Queremos ou não uma mudança completa da sociedade, tornando-a mais justa e igualitária? Temos ou não amplas demonstrações em como a sustentabilidade da civilização humana no planeta não será possível com a continuação de um tipo de economia regida pelas regras do mercado? Não aprendemos já o suficiente com a ampla demonstração em como os capitalistas não conhecem freio na sua ganância, vivendo num autêntico forrobodó desde que a implosão da União Soviética acabou com o medo de uma alternativa contra a qual tinham de revelar a intenção de contruírem uma sociedade de bem-estar para todas as camadas sociais incluindo as que não se enquadravam na tal classe média para que reclamavam governar?

Teoricamente seria esta sociedade de bem-estar, que os «sociais-democratas» de hoje pretenderiam recuperar tomando por exemplo as sociedades nórdicas dos anos 70, entretanto já também elas objeto de declaração de óbito pelos putativos herdeiros dos líderes desse passado.

Parecem ser poucos os que recordam os princípios básicos da política segundo os quais as sociedades organizam-se de acordo com os meios de produção de cada momento. Ora essa social-democracia do passado tornou-se numa impossibilidade científica numa altura em que o pós-globalização não trava um tipo de economia, que assenta na precarização dos empregos e a sua exiguidade para as gerações mais novas. Que, pela primeira vez, tomam como certa a perspetiva de verem o tradicional ascensor social só aceitar como destino os pisos inferiores aos que chegaram os seus pais.

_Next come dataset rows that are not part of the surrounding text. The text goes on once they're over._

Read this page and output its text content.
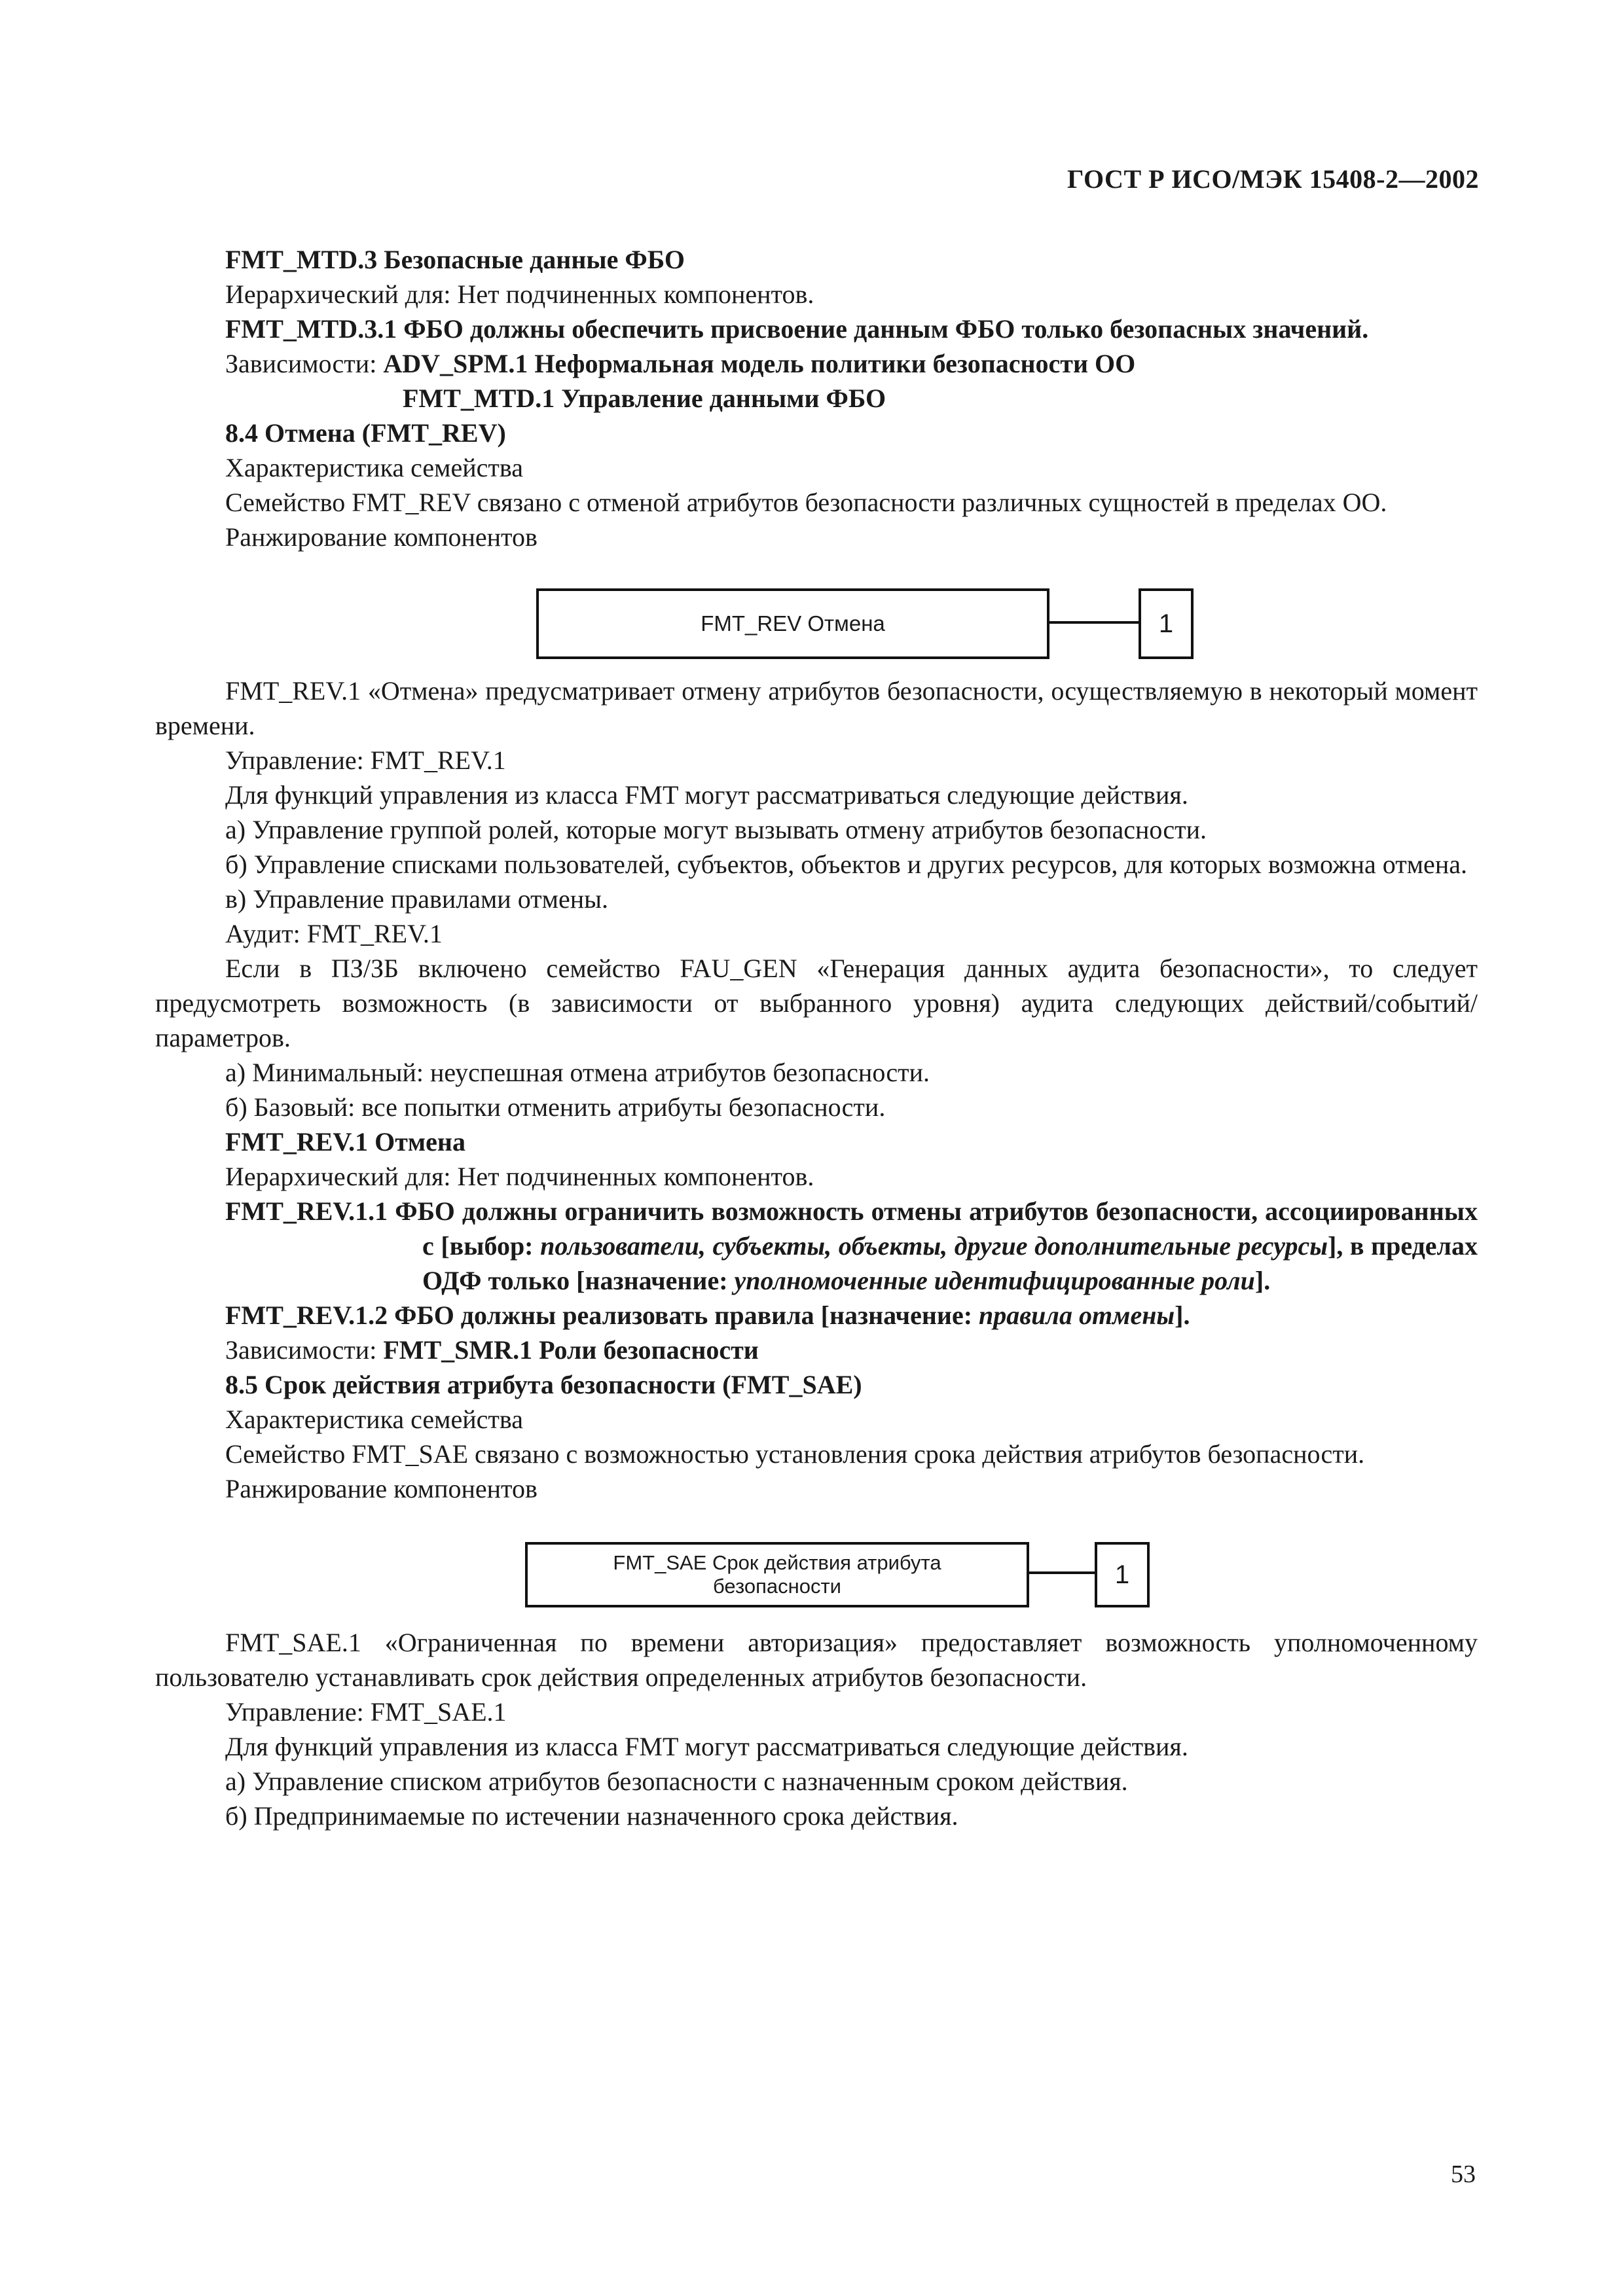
ГОСТ Р ИСО/МЭК 15408-2—2002

FMT_MTD.3 Безопасные данные ФБО

Иерархический для: Нет подчиненных компонентов.

FMT_MTD.3.1 ФБО должны обеспечить присвоение данным ФБО только безопасных значений.

Зависимости: ADV_SPM.1 Неформальная модель политики безопасности ОО

FMT_MTD.1 Управление данными ФБО

8.4 Отмена (FMT_REV)

Характеристика семейства

Семейство FMT_REV связано с отменой атрибутов безопасности различных сущностей в пределах ОО.

Ранжирование компонентов

FMT_REV Отмена	1

FMT_REV.1 «Отмена» предусматривает отмену атрибутов безопасности, осуществляемую в некоторый момент времени.

Управление: FMT_REV.1

Для функций управления из класса FMT могут рассматриваться следующие действия.

а) Управление группой ролей, которые могут вызывать отмену атрибутов безопасности.

б) Управление списками пользователей, субъектов, объектов и других ресурсов, для которых возможна отмена.

в) Управление правилами отмены.

Аудит: FMT_REV.1

Если в ПЗ/ЗБ включено семейство FAU_GEN «Генерация данных аудита безопасности», то следует предусмотреть возможность (в зависимости от выбранного уровня) аудита следующих действий/событий/параметров.

а) Минимальный: неуспешная отмена атрибутов безопасности.

б) Базовый: все попытки отменить атрибуты безопасности.

FMT_REV.1 Отмена

Иерархический для: Нет подчиненных компонентов.

FMT_REV.1.1 ФБО должны ограничить возможность отмены атрибутов безопасности, ассоциированных с [выбор: пользователи, субъекты, объекты, другие дополнительные ресурсы], в пределах ОДФ только [назначение: уполномоченные идентифицированные роли].

FMT_REV.1.2 ФБО должны реализовать правила [назначение: правила отмены].

Зависимости: FMT_SMR.1 Роли безопасности

8.5 Срок действия атрибута безопасности (FMT_SAE)

Характеристика семейства

Семейство FMT_SAE связано с возможностью установления срока действия атрибутов безопасности.

Ранжирование компонентов

FMT_SAE Срок действия атрибута
безопасности	1

FMT_SAE.1 «Ограниченная по времени авторизация» предоставляет возможность уполномоченному пользователю устанавливать срок действия определенных атрибутов безопасности.

Управление: FMT_SAE.1

Для функций управления из класса FMT могут рассматриваться следующие действия.

а) Управление списком атрибутов безопасности с назначенным сроком действия.

б) Предпринимаемые по истечении назначенного срока действия.

53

Numa altura em que as extremas-direitas andam a demonstrar que não têm soluções exequíveis para corresponderem aos desafios do futuro e em que o novo governo inglês está a partir os dentes com a tentativa de impor as receitas ultraliberais, é altura das esquerdas fincarem os pés onde estão e daí partirem, resolutamente, à conquista do terreno político e cultural perdido nas últimas décadas. Mesmo contando com a quase exclusiva ocupação do espaço de opinião pelos que a diabolizarão como verdadeiro inimigo, importa lançarem uma Revolução tão definitiva quanto as do passado quando antigos regimes davam lugar aos que coincidiam com os imperativos das épocas seguintes.